For the first time this year, mango trees planted by the state government under National Horticulture Mission (NHM) have borne a large number of fruits, promising a bumper crop. Most of the 4,000 beneficiaries are tribal farmers, including those from primitive tribes.

The state agriculture department had started plantation of fruit trees from 2005-06 under the national horticulture mission in Jharkhand through Vikas Bharati Bishunpur. Mango variants included Mallika, usually found on Gangetic plains, Amrapali and Langra.

Each hectare of the earmarked areas in the four districts, especially waste and hilly tracts, were dotted with 100 saplings.

Now, nearly half of over 44.5 lakh mango trees planted by the state government across 4,450 hectares in the four districts through implementing agency Vikas Bharti Bishunpur are heavy with fruits.

Even last summer, only a few of these trees had borne fruits, as they were not yet ready.

“Each of my mango trees has borne at least 10 kg of fruits this year.

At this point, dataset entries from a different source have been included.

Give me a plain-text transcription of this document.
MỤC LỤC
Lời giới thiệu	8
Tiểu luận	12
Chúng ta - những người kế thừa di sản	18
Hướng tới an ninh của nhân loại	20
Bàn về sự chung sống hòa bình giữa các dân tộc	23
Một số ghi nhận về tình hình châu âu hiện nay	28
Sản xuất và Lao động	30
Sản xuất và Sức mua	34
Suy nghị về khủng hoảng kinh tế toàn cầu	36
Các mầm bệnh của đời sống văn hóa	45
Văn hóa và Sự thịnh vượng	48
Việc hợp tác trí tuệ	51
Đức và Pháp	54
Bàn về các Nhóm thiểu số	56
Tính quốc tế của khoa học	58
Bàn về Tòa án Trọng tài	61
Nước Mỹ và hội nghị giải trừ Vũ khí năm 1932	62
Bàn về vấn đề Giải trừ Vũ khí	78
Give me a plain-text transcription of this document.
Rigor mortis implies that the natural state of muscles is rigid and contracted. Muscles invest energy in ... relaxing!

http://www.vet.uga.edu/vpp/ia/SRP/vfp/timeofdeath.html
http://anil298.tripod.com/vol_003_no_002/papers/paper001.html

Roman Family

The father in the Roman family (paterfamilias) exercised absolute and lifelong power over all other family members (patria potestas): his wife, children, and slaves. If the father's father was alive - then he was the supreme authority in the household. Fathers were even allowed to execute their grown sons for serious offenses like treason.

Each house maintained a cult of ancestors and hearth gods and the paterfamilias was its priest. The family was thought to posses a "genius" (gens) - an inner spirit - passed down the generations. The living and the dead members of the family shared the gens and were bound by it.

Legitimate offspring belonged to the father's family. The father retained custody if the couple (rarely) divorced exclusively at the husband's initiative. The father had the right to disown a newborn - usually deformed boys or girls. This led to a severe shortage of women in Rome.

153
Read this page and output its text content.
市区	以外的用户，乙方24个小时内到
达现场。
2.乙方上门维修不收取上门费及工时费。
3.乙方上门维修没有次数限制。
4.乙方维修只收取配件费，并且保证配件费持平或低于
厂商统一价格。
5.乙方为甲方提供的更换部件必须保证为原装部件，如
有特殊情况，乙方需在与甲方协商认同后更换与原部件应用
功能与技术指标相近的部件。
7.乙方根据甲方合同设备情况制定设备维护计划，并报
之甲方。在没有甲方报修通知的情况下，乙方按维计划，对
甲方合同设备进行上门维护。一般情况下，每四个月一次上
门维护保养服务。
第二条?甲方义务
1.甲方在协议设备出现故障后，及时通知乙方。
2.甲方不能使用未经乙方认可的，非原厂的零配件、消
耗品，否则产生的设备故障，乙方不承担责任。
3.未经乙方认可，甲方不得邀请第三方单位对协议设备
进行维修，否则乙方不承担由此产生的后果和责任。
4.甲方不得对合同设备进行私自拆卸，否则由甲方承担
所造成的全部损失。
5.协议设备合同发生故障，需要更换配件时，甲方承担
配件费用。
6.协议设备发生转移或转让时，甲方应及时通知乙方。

Last year, only a few of my mango trees bore fruits and had given me an earning of Rs 5,000. This year, my earnings will go upto Rs 35,000 or even more,” said Bande Oraon, a farmer of Malartoli village of Gumla district, who received 260 saplings for his 2.5 hectares under the horticulture mission, and who was among the first batch of beneficiaries.

The sweet fruits of success allow everyone, from farmers to experts and ministers feel self-congratulatory.

“Jharkhand’s soil and weather greatly suit horticulture. The good results of the horticulture mission have started showing,” said the state’s agriculture minister, Satyanand Jha, who visited Lohardaga and Gumla in January to see for himself the success of the horticulture mission.

“Six years ago, I really didn’t believe that my wasteland could give me wealth. I expect to earn about Rs 25,000 from my mango trees planted under the horticulture mission,” said Bitan Birjia, a primitive tribe farmer in Mahuadarn village of Latehar district.

For implementing agency Vikas Bharti Bishunpur, success is sweeter as they can to fight and change farmer mindsets.

“Initially, farmers were sceptical about the feasibility of the programme. But now, after seeing their wasteland getting transformed into mango orchards, they have understood the value of horticulture,” said K.K. Pandey, joint secretary of Vikas Bharti Bishunpur, also the in-charge of the plantation programme.

Jharkhand’s topography and climate allows fruit bearing trees such as mango, litchi, Indian gooseberry (amla), and pear, among others, to grow naturally. The fruit salad revolution in the state has perhaps just begun.